圧倒的な存在感と美しさを持つ作品を作るために。
-本日はお忙しい中、お時間をいただきありがとうございます。今回、卒業制作のためにクラウドファンディングをされるということですが、現在どういった分野を専攻されていて、どのような制作に取り組まれているんでしょうか?
専攻はプロダクトデザインですね。立体物のデザインを専門に勉強しています。卒業制作は”侘び”と”寂び”を具現化した椅子を制作しようとしています。椅子は製品なので、使えてこそ価値のあるものなのですが、その美しさや存在感で評価されるようなものを作りたいんです。
-かなり難しいですね・・どのような成果物になるイメージなのでしょうか?
そうですよね、確かに想像しづらいと思います。そういう美しさ、存在感のある椅子の代表作としては倉俣史朗氏の『ミスブランチ』という作品があります。
(ミスブランチの写真)
この椅子にはバラが空中で止まって見えるような工夫が凝らされているんですね。それにより時間が止まっているかのような非現実を想起させ、圧倒的な存在感を放っているんですよ。
たぶん座りづらいんですが、“使えてこその価値”というより、こういった“圧倒的な存在感を持つプロダクト”を作りたいと考えています。
卒業制作に話を戻すと”侘び寂び”という概念を言葉で説明するのではなく、座ってみたり触ってみたり、と感覚で伝えることはできないかと考えています。
-なるほど。プロダクトを感情的価値と機能的価値に分解した時に、椅子のような機能的価値あってなんぼでしょ、というプロダクトの感情的価値に重点を置く製品を作ると。
そうですね。プロダクトデザインの基本は問題解決、つまり機能的価値の向上を基本としているのですが、もう機能的価値を尖らせるアプローチは頭打ちの状態にあると思っています。つまりモノを書くプロダクトとしての鉛筆はあれ以上合理的な形がないんですね。
ただ僕はそこに感情的な価値を加えると進化はあると思っています。だからこそ今回の卒業制作も感情的価値を尖らせるようなアプローチを取ろうと考えていますね。
-勉強になります。今までの制作物を教えていただいてもよろしいですか?何が卒制テーマに影響しているのかなと思いまして。
これまでにスピーカーとラグなどを制作してきました。僕は大学入学当初から考えが変わっていて、初期のスピーカーはかなりマーケティング的な観点からターゲットに対する機能的な価値、つまり市場価値を追求していました。
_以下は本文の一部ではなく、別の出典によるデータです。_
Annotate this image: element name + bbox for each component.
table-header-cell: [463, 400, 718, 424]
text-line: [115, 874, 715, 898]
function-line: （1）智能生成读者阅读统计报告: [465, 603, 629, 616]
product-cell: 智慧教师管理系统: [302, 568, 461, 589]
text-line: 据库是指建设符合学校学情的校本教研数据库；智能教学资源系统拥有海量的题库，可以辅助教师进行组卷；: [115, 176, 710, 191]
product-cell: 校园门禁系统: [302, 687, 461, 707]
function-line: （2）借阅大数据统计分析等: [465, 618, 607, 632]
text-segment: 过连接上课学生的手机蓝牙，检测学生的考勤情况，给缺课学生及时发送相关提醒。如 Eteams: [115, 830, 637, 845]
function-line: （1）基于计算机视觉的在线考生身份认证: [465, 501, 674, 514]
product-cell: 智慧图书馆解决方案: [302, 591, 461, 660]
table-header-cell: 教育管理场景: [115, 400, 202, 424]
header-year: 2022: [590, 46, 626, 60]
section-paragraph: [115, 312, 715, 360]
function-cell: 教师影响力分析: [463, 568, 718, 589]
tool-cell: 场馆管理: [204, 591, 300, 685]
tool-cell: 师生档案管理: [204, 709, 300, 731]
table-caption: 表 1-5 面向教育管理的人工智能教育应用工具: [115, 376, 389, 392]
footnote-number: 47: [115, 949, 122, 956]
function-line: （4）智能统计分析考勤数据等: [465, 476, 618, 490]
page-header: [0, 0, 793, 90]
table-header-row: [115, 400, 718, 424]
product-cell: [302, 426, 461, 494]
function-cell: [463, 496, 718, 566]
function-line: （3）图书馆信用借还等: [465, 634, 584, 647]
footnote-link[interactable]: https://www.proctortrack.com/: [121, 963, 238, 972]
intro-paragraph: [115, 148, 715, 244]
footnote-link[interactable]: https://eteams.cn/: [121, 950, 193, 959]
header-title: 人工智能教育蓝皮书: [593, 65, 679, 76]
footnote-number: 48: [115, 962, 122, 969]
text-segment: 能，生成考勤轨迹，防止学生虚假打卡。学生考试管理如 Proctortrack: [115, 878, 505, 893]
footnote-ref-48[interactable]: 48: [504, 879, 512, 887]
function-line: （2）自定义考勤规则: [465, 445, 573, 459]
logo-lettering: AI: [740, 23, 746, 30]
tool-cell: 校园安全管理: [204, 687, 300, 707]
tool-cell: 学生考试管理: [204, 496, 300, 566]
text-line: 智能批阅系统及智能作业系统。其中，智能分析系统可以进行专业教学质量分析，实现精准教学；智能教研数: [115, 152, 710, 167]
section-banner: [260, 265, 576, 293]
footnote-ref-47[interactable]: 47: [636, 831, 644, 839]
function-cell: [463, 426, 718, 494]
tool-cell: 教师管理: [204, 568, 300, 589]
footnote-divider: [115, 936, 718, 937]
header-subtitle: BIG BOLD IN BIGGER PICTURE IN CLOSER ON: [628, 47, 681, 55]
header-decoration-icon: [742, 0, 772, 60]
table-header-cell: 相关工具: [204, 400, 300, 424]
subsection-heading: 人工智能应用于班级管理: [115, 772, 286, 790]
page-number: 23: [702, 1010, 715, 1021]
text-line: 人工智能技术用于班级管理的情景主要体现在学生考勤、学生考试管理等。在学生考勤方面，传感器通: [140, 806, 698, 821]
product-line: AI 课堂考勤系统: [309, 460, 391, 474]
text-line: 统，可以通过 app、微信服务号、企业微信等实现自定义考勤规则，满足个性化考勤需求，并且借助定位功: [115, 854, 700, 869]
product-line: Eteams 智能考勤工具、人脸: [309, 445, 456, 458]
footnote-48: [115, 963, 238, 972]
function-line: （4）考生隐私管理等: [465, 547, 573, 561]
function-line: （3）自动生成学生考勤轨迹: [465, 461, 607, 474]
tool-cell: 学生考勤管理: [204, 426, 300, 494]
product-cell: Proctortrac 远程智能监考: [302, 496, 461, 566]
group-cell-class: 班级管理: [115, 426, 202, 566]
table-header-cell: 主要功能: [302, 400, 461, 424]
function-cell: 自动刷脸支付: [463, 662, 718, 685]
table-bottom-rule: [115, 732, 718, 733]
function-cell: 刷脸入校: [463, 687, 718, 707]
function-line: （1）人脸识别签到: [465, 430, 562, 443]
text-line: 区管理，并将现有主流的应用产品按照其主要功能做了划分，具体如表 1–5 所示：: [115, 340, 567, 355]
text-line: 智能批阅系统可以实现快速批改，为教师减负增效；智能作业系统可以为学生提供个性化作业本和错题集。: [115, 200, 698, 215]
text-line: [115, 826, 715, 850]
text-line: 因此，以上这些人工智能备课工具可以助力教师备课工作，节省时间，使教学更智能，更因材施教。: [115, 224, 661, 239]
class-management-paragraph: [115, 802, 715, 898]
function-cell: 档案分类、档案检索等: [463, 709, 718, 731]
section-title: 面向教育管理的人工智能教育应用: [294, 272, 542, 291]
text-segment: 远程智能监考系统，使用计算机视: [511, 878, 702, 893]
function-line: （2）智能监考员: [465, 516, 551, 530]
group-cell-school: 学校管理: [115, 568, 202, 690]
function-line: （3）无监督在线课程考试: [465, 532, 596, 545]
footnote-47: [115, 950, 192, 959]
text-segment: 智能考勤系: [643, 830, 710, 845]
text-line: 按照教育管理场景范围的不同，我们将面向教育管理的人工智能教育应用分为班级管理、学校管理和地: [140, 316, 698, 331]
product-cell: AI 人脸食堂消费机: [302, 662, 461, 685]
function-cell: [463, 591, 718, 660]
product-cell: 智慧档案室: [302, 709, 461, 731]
現在とはかなり異なっていますよね。一方で3回生の時に制作したラグは感情的価値に重点を置いています。長期的に見ると、徐々に感情的価値に興味が出てきた経緯もテーマに影響していると思います。
もっと直近で言いますと、自分の原点に立ち返って考えたところが大きいです。卒業制作は自分のルーツを込めて作るものだと僕は認識しています。例えば奈良県に実家のある友人は家業の林業との関わりから、その地域の木材を使った作品を、バンドをやっている友達なら音楽業界に何か残したいというモチベーションで作品を作っています。
そこで、僕の原点はどこかと考えた時に、日本人というルーツに立ち返ることになりました。その中でも大学生活を4年間過ごした京都に原点を見出して、”侘び寂び”というテーマにたどり着きましたね。